Mitsubishi ha dichiarato di aver manomesso le prove di omologazione sulle emissioni e sul consumo di carburante anti-smog di oltre 600 mila vetture. Ora, il dieselgate rischia di mettere in ginocchio la nota azienda di Tokyo.

Abbiamo svolto, impropriamente, test sulle emissioni sui consumi di carburante per presentare tassi migliori di quelli attualmente realizzati“, ha comunicato la casa automobilistica giapponese, senza perdersi in troppi rombi di motore. Tetsuro Aikawa – il presidente della società – ha rilasciato un’intervista al “Ministero dei Trasporti” del Giappone, attraverso la quale ha riferito il proprio rammarico per quanto accaduto: “Voglio esprimere le mie scuse più profonde a tutti i nostri clienti e alle altre parti coinvolte. Abbiamo deciso di arrestare la produzione e la vendita dei modelli coinvolti“.

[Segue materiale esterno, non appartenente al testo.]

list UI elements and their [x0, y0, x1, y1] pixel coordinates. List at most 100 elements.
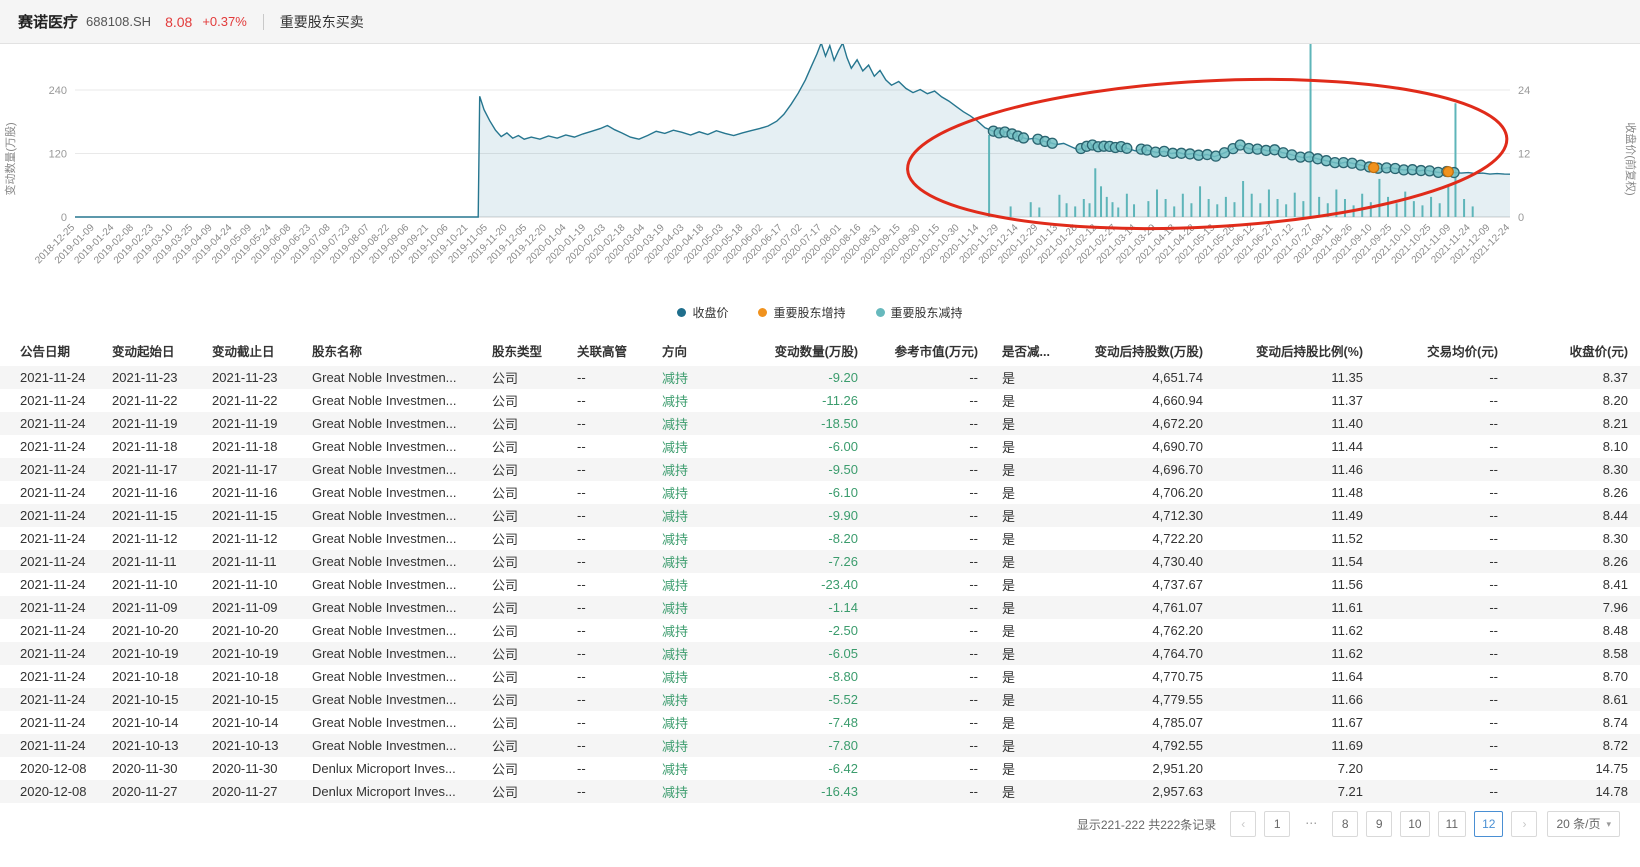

Ammissioni di colpa che, di certo, non fanno tirare un sospirto di sollievo. Infatti, l’inaspettato “dieselgate giapponese” ha fatto perdere 1,2 miliardi di capitalizzazione al colosso automobilistico, ovvero circa il 15% dei titoli, nell’arco di pochissime ore.

Lo stop è stato proclamato per eK Wagon ed eK Space, le due mini-car destinate al mercato nipponico. Mitsubishi Italia ha spiegato che “per dipanare ogni eventuale dubbio, la casa produttrice nominerà un comitato di esperti terzi per la verifica delle modalità di rilevazione su tutta la gamma. I risultati di tali nuovi test saranno pubblicati non appena disponibili“. Tra le auto coinvolte figurano anche i nomi di Dayz e Dayz Roox, prodotte nel 2013 per conto di Nissan e ritirate dal commercio in queste ore, a seguito dello scandalo.

La faccenda riporta alla mente un caso analogo, quello di Volkswagen che aveva installato software per manipolare le emissioni inquinanti dei motori a diesel. Tuttavia, Mitsubishi non è affatto estranea agli scalpori: già nel 2000, la società di Tokyo aveva fatto sollevare un immenso polverone per aver lanciato veicoli difettosi sul mercato – per la durata di circa 30 anni – e per aver occultato i reclami dei suoi clienti.